Pourquoi s'atteler à un troisième site, quand l'entretien des deux blogs actuels est déjà sujet à bien des irrégularités ?

D'une part, je compte renoncer à alimenter THE BI-QUEEN WAY, en berne depuis des semaines, et dont le concept m'est toujours apparu erratique et flottant. Autant j'éprouve de l'attachement pour FEARS FOR QUEERS , conçu dès le départ comme un blog circonscrit thématiquement et non assigné à une mise à jour fréquente, autant THE BI-QUEEN WAY, conçu à l'origine comme un défouloir plus intime, ne m'a jamais donné pleine satisfaction -- peut-être parce que, tout bonnement, je suis incapable de m'épancher sur des sujets d'ordre personnel. D'autre part, une rencontre inattendue et déterminante s'est produite il y a quelques mois, par le truchement de Facebook, avec une demoiselle dont la personnalité, le parcours, les centres d'intérêt, les passions, se trouvent correspondre point par point, et souvent de façon troublante, aux miens ; j'ai nommé Miss Deluxe. M'aurait-on suggéré l'idée, il y a un an, de rédiger un blog "en collaboration", que j'eusse poussé les hauts cris, jugeant le principe inepte, sinon blasphématoire. Après avoir rencontré Valentine en chair et en os il y a deux semaines, en ayant l'impression de poursuivre avec elle une conversation vieille de 30 ans, il m'est apparu évident que nous étions faites pour "bloguer" de conserve, et que nos multiples atomes crochus pouvaient s'exprimer avec encore plus de profit (amical, pas pécuniaire) sur la blogosphère que sur le sympathique mais parfois stérilisant Facebook. Je la remercie infiniment d'avoir répondu "présente" à ma proposition, et du stimulant enthousiasme dont elle fait preuve depuis lors...

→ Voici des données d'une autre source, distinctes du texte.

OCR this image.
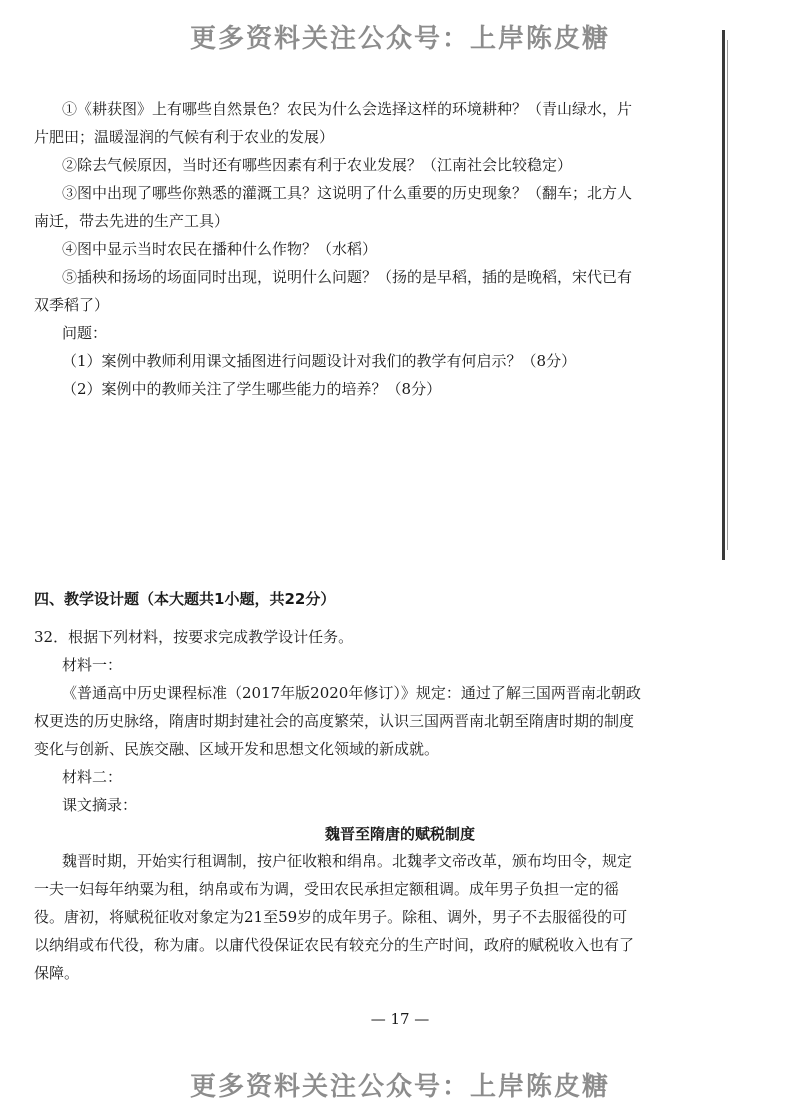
更多资料关注公众号：上岸陈皮糖
①《耕获图》上有哪些自然景色？农民为什么会选择这样的环境耕种？（青山绿水，片
片肥田；温暖湿润的气候有利于农业的发展）
②除去气候原因，当时还有哪些因素有利于农业发展？（江南社会比较稳定）
③图中出现了哪些你熟悉的灌溉工具？这说明了什么重要的历史现象？（翻车；北方人
南迁，带去先进的生产工具）
④图中显示当时农民在播种什么作物？（水稻）
⑤插秧和扬场的场面同时出现，说明什么问题？（扬的是早稻，插的是晚稻，宋代已有
双季稻了）
问题：
（1）案例中教师利用课文插图进行问题设计对我们的教学有何启示？（8分）
（2）案例中的教师关注了学生哪些能力的培养？（8分）
四、教学设计题（本大题共1小题，共22分）
32．根据下列材料，按要求完成教学设计任务。
材料一：
《普通高中历史课程标准（2017年版2020年修订）》规定：通过了解三国两晋南北朝政
权更迭的历史脉络，隋唐时期封建社会的高度繁荣，认识三国两晋南北朝至隋唐时期的制度
变化与创新、民族交融、区域开发和思想文化领域的新成就。
材料二：
课文摘录：
魏晋至隋唐的赋税制度
魏晋时期，开始实行租调制，按户征收粮和绢帛。北魏孝文帝改革，颁布均田令，规定
一夫一妇每年纳粟为租，纳帛或布为调，受田农民承担定额租调。成年男子负担一定的徭
役。唐初，将赋税征收对象定为21至59岁的成年男子。除租、调外，男子不去服徭役的可
以纳绢或布代役，称为庸。以庸代役保证农民有较充分的生产时间，政府的赋税收入也有了
保障。
— 17 —
更多资料关注公众号：上岸陈皮糖
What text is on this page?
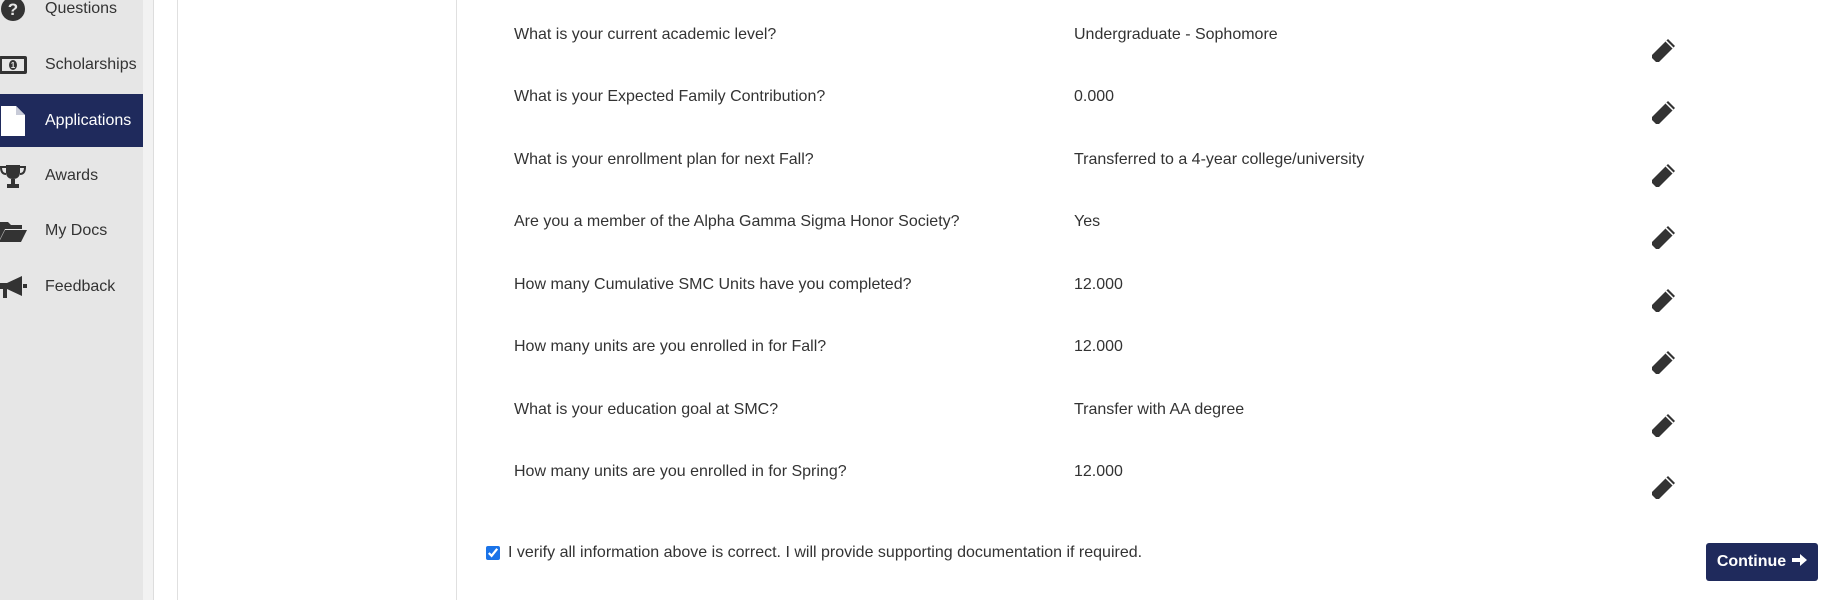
? Questions
1 Scholarships
Applications
Awards
My Docs
Feedback
What is your current academic level?	Undergraduate - Sophomore
What is your Expected Family Contribution?	0.000
What is your enrollment plan for next Fall?	Transferred to a 4-year college/university
Are you a member of the Alpha Gamma Sigma Honor Society?	Yes
How many Cumulative SMC Units have you completed?	12.000
How many units are you enrolled in for Fall?	12.000
What is your education goal at SMC?	Transfer with AA degree
How many units are you enrolled in for Spring?	12.000
I verify all information above is correct. I will provide supporting documentation if required.
Continue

Cette démarche est aussi pour moi une façon de renouveler ma confiance en "l'espace blog", comme en un lieu où les échanges, pour demander plus d'efforts et d'investissement, sont souvent plus enrichissants que sur Facebook, et gagnent en profondeur. (Que mes
vrais amis facebookiens qui liront ces lignes ne les prennent pas en mauvaise part... Ils se reconnaîtront facilement -- ce sont ceux que je côtoie non virtuellement, ou avec qui je suis au moins en contact téléphonique ou épistolaire), et elles ne les concernent évidemment pas.

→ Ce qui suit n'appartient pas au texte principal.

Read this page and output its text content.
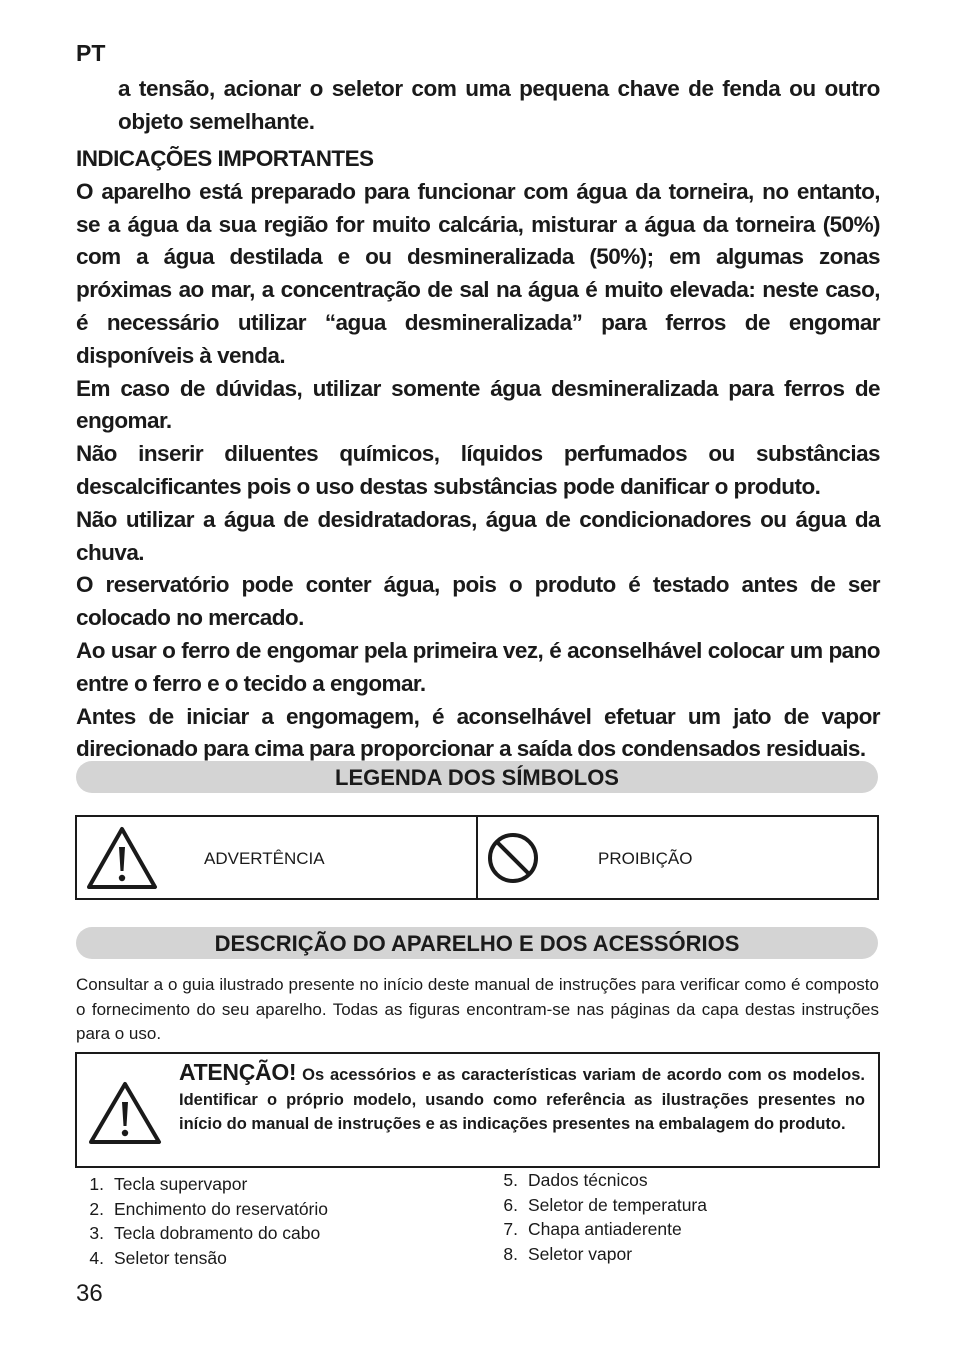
PT
a tensão, acionar o seletor com uma pequena chave de fenda ou outro objeto semelhante.

INDICAÇÕES IMPORTANTES

O aparelho está preparado para funcionar com água da torneira, no entanto, se a água da sua região for muito calcária, misturar a água da torneira (50%) com a água destilada e ou desmineralizada (50%); em algumas zonas próximas ao mar, a concentração de sal na água é muito elevada: neste caso, é necessário utilizar “agua desmineralizada” para ferros de engomar disponíveis à venda.

Em caso de dúvidas, utilizar somente água desmineralizada para ferros de engomar.

Não inserir diluentes químicos, líquidos perfumados ou substâncias descalcificantes pois o uso destas substâncias pode danificar o produto.

Não utilizar a água de desidratadoras, água de condicionadores ou água da chuva.

O reservatório pode conter água, pois o produto é testado antes de ser colocado no mercado.

Ao usar o ferro de engomar pela primeira vez, é aconselhável colocar um pano entre o ferro e o tecido a engomar.

Antes de iniciar a engomagem, é aconselhável efetuar um jato de vapor direcionado para cima para proporcionar a saída dos condensados residuais.

LEGENDA DOS SÍMBOLOS
ADVERTÊNCIA	PROIBIÇÃO
DESCRIÇÃO DO APARELHO E DOS ACESSÓRIOS
Consultar a o guia ilustrado presente no início deste manual de instruções para verificar como é composto o fornecimento do seu aparelho. Todas as figuras encontram-se nas páginas da capa destas instruções para o uso.
ATENÇÃO! Os acessórios e as características variam de acordo com os modelos. Identificar o próprio modelo, usando como referência as ilustrações presentes no início do manual de instruções e as indicações presentes na embalagem do produto.
1. Tecla supervapor
2. Enchimento do reservatório
3. Tecla dobramento do cabo
4. Seletor tensão
5. Dados técnicos
6. Seletor de temperatura
7. Chapa antiaderente
8. Seletor vapor
36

J'avoue, Facebook me lasse un peu, parfois -- quand bien même je n'ai à m'en prendre qu'à moi s'il m'a fait délaisser mes blogs...

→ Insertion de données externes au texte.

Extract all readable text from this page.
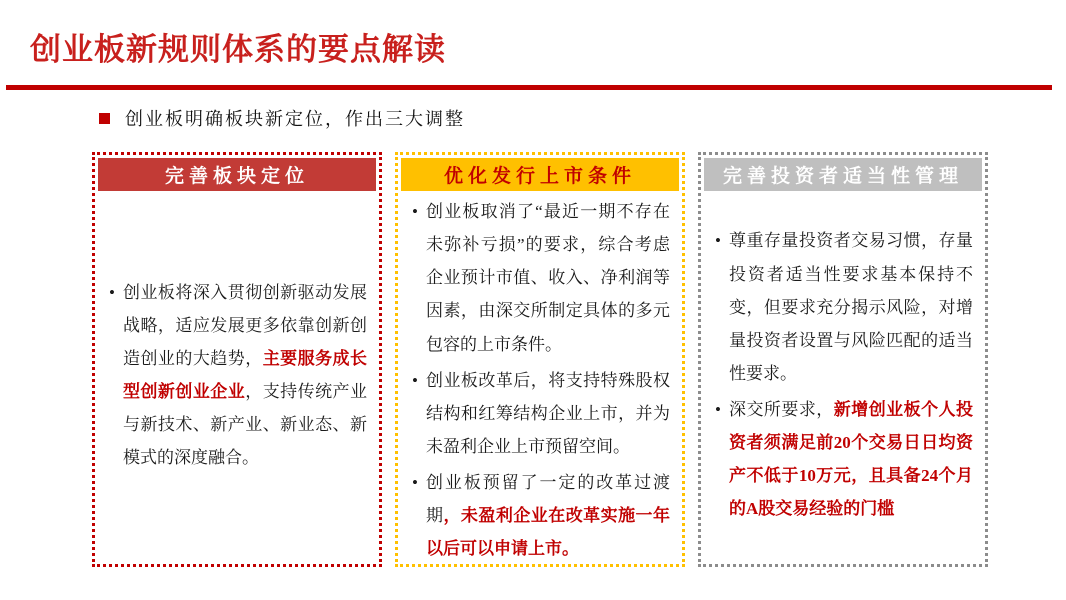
创业板新规则体系的要点解读
创业板明确板块新定位，作出三大调整
完善板块定位
• 创业板将深入贯彻创新驱动发展战略，适应发展更多依靠创新创造创业的大趋势，主要服务成长型创新创业企业，支持传统产业与新技术、新产业、新业态、新模式的深度融合。
优化发行上市条件
• 创业板取消了“最近一期不存在未弥补亏损”的要求，综合考虑企业预计市值、收入、净利润等因素，由深交所制定具体的多元包容的上市条件。
• 创业板改革后，将支持特殊股权结构和红筹结构企业上市，并为未盈利企业上市预留空间。
• 创业板预留了一定的改革过渡期，未盈利企业在改革实施一年以后可以申请上市。
完善投资者适当性管理
• 尊重存量投资者交易习惯，存量投资者适当性要求基本保持不变，但要求充分揭示风险，对增量投资者设置与风险匹配的适当性要求。
• 深交所要求，新增创业板个人投资者须满足前20个交易日日均资产不低于10万元，且具备24个月的A股交易经验的门槛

Au menu du nouveau venu -- suavement baptisé Mein Camp  (copyright Valentine Deluxe, auteure du titre) -- : des vidéos à la pelle (non pas piochées au hasard sur YouTube, mais confectionnées par vos servantes), des chroniques bien senties, quelques vacheries malodorantes, mais surtout, et avant tout, un grand amour du Camp...
Pour vous y rendre, cliquez sur la bannière ci-dessous...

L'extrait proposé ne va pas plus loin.